Ekspansi inilah terus menerus dari generasi ke generasi, kemudian tiba masa kekuasaan Al-Walid bin Abdul Malik (86-96 H/705-714 M) memerintah 10 tahun lamanya. Pada masa pemerintahanya, kekayaan dan kemakmuran melimpah ruah. kekuasaan Islam melangkah ke spanyol di bawah pimpinan pasukan Thariq bin Ziyad, ketika Afrika dipegang oleh gubernur Musa bin Nushair. Karena kekayaan melimpah maka ia sempurnakan pembangunan masjid-masjid, gedung-gedung, pabrik-pabrik, dan jalan-jalan yang dilengkapi dengan sumur untuk kafilah yang berlalu lalang dijalan tersebut.
Pada zaman pemerintahan Al-Walid bin Abdul Malik masjid Umawiyah didirikan antara tahun 88-96 H (705-714) yang merupakan universitas terbesar di zaman Umawiyah. Pada zaman ini juga didirikan Masjid Zaitunah di Tunisia yang dianggap sebagai universitas tertua di dunia yang masih hidup sampai sekarang yang didirikan oleh Ubaidillah bin al-Habhab pada tahun 114 H. Juga didirikan Masjid Al-Qairawan  oleh Uqbah bin Nafi yang menaklukan Afrika Utara pada tahun 50 H.
Universitas az-Zaitunah selain sebagai tempat ibadah, juga berfungsi sebagai pengembangan ilmu pengetahuan dan kebudayaan, seperti halnya masjid-masjid lainnya. Di universitas az-Zaitunah memberikan pengajaran Ilmu Agama Islam sejak tahun 120 H, Masjid az-Zaitunah merupakan perguruan tinggi Arab-Islam tertua dan terus berlanjut mempunyai peran pendidikan selama 13 abad. Fakta ini ditujukan oleh sejarawan Hasan Husni Abdul Wahab yang menegaskan: “Masjid Zaitunah secara sejarah adalah pengajaran paling awal dan tertua yang didirikan di dunia Arab.”  Dalam kapasitas ganda sebagai universitas dan tempat ibadah mengalami kejayaan sampai akhir masa Dinasti Hafsiah (634-981 H/1237-1537 M).
B.     PERKEMBANGAN AL AZHAR DAN ZAITUNNAH
a)      Perkembangan al-Azhar
Ø  Masa Dinasti Fatimiyah
Al-Azhar dan kota Kairo merupakan bukti monumental sebagai produk peradaban Islam di Mesir yang tetap eksis sampai saat ini.
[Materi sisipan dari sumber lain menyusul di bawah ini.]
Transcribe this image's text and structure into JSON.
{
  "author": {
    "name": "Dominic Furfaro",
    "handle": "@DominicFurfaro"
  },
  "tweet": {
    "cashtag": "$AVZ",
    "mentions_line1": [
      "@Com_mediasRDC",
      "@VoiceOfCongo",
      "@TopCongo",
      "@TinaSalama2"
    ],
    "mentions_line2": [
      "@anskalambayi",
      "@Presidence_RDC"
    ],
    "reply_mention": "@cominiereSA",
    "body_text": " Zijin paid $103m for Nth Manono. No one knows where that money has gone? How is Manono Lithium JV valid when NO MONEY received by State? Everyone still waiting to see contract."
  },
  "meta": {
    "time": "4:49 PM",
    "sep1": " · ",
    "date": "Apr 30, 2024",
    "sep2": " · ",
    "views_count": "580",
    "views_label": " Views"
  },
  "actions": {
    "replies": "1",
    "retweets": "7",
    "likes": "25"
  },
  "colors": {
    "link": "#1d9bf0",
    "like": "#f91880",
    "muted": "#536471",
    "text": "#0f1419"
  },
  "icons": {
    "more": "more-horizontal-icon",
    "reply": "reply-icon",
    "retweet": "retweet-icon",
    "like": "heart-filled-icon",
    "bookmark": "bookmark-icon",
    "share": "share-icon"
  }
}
Pada awalnya al-Azhar bukanlah sebagai sebuah perguruan tinggi melainkan hanya sebuah masjid yang oleh khalifah Fatimiyah dijadikan sebagai pusat untuk menyebarkan dakwah mereka. Pada masa ini intervensi pemerintah terhadap al-Azhar sangat besar, seperti seorang guru tidak boleh mengajar, sebelum mendapat izin dari khalifah. Pada masa itu sistem pengajaran terbagi menjadi empat kelas, yaitu:
-          Kelas umum diperuntukan bagi orang yang datang ke al-Azhar untuk mempelajari Al-Qur’an dan penafsirannya.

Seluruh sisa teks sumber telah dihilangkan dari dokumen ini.